Un peu d’histoire : 1865, aux États-Unis, apparaissent les premiers assemblages de percussions jouables par une seule personne ; le but est donc de remplacer plusieurs percussionnistes. La grosse caisse et la caisse claire sont donc assemblées et disposées afin d’être jouées par un seul musicien. A cette époque, pas de pédale (ou très peu, et très complexes à jouer) pour la grosse caisse ; les deux instruments se jouent donc aux baguettes, par une technique appelée « double drumming ».
Les rythmes joués sont principalement militaires, les accents de grosse caisse sur le 1 et le 3 de chaque mesure (1 2 3 4 … ) et les mesures sont à 4 temps. Ce n’est qu’en 1909 qu’intervient la première pédale démontable Ludwig, qui ressemble beaucoup à l’ensemble des pédales utilisées encore aujourd’hui.

Il faut attendre les années 1930 et sa montée en puissance du Jazz, avec l’apparition du charleston (Hi-Hats), et Gene Krupa qui eu l’idée des premiers toms, pour avoir un set de fûts qui ressemble à la batterie classique que nous connaissons aujourd’hui. Dès lors, la batterie telle que nous nous la représentons se démocratise, et devient un instrument à part entière, avec ses techniques, ses fabricants et ses stars telles que Gene Krupa, Buddy Rich, Jo Jones et tant d’autres.

Qu’est-ce qu’une batterie : Cet instrument est un exemple moderne du mélange culturel et temporel. La caisse claire et la grosse caisse sont d’origine européenne, les cymbales nous veinnent des pays orientaux, voire d’Asie, et les toms trouvent leurs racines dans les percussions amérindiennes et africaines. Aujourd’hui montés avec des peaux synthétiques, les fûts sont formés à partir de plusieurs « couches » (plis) de bois, agrémentés d’accastillages permettant de tendre les peaux et de maintenir les éléments à l’emplacement voulu. Mélange de cuivre, d’étain, de bronze, et d’argent, les cymbales ont la particularité de projeter simultanément un ensemble d’harmoniques naturelles.

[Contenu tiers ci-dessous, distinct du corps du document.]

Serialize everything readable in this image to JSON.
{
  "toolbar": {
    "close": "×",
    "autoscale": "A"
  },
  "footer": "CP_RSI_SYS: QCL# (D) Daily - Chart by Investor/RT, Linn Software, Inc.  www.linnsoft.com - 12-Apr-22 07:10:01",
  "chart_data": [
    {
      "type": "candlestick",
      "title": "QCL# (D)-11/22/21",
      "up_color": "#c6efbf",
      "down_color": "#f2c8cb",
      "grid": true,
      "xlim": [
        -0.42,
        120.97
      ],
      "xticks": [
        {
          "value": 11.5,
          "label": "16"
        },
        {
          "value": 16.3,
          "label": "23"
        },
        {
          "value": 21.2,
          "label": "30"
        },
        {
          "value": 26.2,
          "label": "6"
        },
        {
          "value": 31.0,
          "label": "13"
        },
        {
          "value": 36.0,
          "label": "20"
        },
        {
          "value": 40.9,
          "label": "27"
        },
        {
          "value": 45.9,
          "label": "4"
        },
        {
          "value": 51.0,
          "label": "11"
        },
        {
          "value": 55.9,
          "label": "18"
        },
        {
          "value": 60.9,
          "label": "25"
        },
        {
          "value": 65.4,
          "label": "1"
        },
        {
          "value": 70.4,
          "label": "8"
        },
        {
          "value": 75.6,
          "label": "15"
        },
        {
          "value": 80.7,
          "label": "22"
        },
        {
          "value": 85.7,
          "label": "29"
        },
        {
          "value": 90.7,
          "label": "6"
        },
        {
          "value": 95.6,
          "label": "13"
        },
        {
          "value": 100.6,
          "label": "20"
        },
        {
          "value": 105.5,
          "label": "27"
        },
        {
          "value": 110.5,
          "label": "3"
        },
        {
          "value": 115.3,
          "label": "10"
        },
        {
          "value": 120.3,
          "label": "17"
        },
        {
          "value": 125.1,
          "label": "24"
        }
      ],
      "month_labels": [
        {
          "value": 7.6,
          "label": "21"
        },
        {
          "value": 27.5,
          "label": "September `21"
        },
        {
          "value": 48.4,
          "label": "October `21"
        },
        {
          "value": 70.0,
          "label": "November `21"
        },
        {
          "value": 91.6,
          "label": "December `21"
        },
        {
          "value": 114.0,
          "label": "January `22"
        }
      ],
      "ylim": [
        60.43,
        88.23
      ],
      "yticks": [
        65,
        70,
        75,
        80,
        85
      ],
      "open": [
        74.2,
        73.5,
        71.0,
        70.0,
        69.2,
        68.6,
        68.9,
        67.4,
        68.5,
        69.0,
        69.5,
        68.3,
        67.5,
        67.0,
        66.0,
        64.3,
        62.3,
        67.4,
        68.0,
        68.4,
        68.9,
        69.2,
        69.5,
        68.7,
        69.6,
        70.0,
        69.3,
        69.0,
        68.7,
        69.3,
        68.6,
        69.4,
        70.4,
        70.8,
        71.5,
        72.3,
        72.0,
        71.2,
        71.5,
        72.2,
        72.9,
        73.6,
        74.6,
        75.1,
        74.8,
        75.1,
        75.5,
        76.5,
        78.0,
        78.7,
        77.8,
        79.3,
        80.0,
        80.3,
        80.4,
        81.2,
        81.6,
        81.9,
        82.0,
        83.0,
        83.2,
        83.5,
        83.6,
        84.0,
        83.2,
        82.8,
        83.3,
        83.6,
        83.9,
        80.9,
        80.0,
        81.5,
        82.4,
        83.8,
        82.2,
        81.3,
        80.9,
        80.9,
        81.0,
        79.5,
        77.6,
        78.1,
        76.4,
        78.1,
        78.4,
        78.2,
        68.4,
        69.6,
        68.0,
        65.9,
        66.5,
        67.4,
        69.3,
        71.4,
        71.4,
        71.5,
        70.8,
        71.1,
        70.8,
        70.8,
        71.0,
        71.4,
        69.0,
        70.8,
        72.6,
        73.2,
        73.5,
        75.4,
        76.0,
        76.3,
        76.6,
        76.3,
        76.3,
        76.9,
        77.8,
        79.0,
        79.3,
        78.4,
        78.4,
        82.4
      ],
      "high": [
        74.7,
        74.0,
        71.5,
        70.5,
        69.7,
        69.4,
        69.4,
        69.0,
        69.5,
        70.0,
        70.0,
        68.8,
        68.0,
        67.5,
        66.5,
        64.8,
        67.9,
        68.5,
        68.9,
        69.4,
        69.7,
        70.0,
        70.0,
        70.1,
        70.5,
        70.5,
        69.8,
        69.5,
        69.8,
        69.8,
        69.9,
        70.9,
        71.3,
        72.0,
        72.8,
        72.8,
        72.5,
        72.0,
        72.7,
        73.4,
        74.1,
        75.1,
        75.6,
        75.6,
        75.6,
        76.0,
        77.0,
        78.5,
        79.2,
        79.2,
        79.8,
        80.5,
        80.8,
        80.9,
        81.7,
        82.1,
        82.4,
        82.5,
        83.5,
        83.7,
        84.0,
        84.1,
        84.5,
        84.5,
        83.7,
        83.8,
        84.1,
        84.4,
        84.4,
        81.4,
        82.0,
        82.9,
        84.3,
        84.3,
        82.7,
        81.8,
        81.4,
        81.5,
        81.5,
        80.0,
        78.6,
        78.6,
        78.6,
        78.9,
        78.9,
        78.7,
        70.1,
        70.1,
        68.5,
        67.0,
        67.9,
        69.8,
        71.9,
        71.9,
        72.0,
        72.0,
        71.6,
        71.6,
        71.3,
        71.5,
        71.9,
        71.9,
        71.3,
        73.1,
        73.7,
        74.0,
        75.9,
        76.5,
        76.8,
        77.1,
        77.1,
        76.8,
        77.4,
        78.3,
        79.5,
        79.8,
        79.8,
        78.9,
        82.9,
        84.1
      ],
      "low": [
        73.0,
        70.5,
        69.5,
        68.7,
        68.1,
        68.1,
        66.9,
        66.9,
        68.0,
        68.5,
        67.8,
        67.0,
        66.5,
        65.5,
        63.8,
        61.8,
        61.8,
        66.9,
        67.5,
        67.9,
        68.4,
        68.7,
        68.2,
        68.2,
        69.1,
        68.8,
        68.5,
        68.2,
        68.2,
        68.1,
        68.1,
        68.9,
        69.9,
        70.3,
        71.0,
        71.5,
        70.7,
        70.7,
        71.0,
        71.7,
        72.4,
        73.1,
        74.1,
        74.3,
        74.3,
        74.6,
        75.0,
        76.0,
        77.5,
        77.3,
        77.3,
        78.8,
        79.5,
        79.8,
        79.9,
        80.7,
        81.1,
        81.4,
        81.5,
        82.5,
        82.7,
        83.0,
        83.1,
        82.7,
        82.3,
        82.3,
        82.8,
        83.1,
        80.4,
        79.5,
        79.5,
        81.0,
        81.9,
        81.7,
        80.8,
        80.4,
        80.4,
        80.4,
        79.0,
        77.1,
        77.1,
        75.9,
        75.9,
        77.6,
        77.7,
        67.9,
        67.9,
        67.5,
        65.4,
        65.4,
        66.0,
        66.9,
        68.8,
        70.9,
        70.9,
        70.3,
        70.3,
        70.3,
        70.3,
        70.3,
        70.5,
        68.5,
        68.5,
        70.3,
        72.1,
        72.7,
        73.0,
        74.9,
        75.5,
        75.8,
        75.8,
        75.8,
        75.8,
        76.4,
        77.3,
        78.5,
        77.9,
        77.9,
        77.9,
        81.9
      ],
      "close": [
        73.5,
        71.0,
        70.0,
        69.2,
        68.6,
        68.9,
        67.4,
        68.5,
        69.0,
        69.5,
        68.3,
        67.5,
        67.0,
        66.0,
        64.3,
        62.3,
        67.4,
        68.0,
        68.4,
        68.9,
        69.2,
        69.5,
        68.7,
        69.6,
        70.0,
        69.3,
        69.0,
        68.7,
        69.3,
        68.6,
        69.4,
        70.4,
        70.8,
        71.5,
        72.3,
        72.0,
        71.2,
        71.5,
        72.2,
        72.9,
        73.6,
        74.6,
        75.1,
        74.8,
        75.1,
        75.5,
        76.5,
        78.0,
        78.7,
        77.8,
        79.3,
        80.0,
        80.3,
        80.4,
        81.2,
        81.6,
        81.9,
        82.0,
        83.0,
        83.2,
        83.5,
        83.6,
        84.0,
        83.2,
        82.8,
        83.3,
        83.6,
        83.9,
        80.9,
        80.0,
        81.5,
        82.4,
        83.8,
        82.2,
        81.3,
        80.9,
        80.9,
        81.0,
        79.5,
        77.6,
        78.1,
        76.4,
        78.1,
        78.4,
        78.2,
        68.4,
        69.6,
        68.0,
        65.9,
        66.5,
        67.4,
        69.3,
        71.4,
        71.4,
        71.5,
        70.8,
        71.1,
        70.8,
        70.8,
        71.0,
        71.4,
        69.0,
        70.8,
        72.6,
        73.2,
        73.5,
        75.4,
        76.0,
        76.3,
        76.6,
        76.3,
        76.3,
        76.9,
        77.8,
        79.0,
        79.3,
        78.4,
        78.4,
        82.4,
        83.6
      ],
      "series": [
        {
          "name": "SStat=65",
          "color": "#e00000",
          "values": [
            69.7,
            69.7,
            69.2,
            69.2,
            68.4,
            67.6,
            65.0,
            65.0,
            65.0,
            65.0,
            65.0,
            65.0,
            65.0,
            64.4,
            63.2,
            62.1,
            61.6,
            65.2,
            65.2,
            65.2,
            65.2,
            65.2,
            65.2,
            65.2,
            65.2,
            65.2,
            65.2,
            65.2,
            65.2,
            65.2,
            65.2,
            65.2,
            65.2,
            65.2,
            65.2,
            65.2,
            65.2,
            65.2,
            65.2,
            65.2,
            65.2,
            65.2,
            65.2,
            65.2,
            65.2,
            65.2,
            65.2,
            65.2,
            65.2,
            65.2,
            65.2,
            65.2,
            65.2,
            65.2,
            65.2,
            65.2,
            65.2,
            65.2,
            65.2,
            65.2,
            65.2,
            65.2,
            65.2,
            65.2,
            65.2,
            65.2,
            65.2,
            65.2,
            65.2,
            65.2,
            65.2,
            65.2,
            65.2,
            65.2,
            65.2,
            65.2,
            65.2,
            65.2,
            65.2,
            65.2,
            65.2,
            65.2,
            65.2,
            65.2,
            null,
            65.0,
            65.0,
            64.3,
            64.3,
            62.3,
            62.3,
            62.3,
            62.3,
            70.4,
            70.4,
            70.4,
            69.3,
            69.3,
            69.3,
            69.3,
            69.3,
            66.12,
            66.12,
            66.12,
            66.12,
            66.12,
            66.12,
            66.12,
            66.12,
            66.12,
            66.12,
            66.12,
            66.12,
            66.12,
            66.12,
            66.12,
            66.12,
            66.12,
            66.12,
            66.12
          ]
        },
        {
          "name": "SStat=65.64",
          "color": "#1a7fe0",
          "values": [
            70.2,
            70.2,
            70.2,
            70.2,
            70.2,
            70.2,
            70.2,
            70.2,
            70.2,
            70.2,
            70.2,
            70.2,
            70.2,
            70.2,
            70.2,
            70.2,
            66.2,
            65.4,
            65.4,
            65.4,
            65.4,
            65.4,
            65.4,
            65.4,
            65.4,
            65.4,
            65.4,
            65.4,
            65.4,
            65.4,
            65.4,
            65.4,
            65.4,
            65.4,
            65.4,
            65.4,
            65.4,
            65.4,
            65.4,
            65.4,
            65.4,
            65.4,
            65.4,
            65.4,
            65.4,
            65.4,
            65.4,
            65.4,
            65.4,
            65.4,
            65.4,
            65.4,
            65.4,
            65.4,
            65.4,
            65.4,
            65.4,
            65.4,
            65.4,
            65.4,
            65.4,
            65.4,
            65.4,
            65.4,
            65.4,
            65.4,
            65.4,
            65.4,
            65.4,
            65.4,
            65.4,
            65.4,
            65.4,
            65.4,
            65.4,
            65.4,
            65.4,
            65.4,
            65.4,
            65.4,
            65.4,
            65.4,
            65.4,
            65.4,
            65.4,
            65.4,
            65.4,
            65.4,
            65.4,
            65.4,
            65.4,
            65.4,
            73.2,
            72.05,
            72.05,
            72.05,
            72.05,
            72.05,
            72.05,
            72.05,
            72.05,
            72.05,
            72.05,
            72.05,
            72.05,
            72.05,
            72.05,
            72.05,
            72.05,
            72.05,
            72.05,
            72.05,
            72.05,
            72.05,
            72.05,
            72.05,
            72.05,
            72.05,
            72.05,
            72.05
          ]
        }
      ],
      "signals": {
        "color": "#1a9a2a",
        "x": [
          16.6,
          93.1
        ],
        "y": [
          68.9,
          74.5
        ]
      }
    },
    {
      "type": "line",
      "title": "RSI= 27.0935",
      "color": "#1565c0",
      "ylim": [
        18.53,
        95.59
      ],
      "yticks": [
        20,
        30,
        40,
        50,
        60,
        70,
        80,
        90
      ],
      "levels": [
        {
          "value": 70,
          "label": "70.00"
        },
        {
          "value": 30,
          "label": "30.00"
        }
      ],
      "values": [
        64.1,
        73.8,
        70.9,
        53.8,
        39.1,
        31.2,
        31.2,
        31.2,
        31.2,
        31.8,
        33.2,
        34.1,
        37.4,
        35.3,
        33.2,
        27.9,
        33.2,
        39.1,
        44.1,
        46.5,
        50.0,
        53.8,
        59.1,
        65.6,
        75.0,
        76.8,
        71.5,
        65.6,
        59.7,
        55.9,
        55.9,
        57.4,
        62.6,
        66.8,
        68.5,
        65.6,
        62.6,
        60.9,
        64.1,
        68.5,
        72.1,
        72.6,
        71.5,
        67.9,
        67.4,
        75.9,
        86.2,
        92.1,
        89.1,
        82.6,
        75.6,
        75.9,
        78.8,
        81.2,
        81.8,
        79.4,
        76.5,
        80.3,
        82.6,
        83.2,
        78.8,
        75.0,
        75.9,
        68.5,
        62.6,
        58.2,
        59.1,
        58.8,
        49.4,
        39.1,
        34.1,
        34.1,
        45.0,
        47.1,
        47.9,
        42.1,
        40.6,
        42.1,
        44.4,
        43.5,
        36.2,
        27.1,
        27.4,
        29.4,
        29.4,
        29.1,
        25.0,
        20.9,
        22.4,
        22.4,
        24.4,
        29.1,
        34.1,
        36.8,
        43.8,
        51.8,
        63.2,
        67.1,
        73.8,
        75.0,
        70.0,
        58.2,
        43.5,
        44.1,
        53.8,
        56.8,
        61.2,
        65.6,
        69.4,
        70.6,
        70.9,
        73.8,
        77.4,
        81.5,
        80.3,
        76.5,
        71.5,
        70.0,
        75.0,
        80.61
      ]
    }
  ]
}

D’un point de vue anthropomorphique, le rythme, la percussion, est l’expression musicale de base, la plus répandue et la plus primitive qui soit. D’un certain point de vue, la note (do ré mi fa…) est déjà une sophistication intellectuelle de la musique. La batterie, bien que complexe, est donc un instrument reflétant une expression musicale primitive.

Jouer de la batterie : ça n’est pas simple !

En effet, cet instrument ultra personnalisable demande force de coordination et de désynchronisation. Il existe de nombreuses étapes et un nombre sans fins d’exercices afin de maîtriser la batterie. La première qualité d’un batteur : savoir compter ! C’est en comptant à voix haute tout en jouant que le batteur pourra développer son chant rythmique interne.

En dépit de son aspect « primitif », il est important que le batteur ne soit pas crispé lorsqu’il joue. Les tensions musculaires n’aident pas à jouer en place, et peuvent conduire à des douleurs voire des blessures importantes. Une pratique quotidienne est essentielle à une bonne évolution technique.

Enfin, la batterie est un instrument très puissant sur le plan sonore ; un bon batteur est un batteur prudent ! Il est très important de toujours protéger ses oreilles lorsque l’on pratique.

Il existe autant de batteurs que de personnalités ; aussi est-il important d’avoir une palette de jeu, de techniques et de styles avec le plus de couleurs possible. Travailler la batterie Jazz, latine, bossa ou cubaine est tout aussi primordial que de s’impliquer dans la batterie Rock, Blues, Hard Rock ou Heavy Metal. Les spécifications et la personnalité du batteur s’établiront en fonction de ses objectifs et affinités naturelles ; un batteur Metal ne perdra rien en travaillant du Jazz, bien au contraire.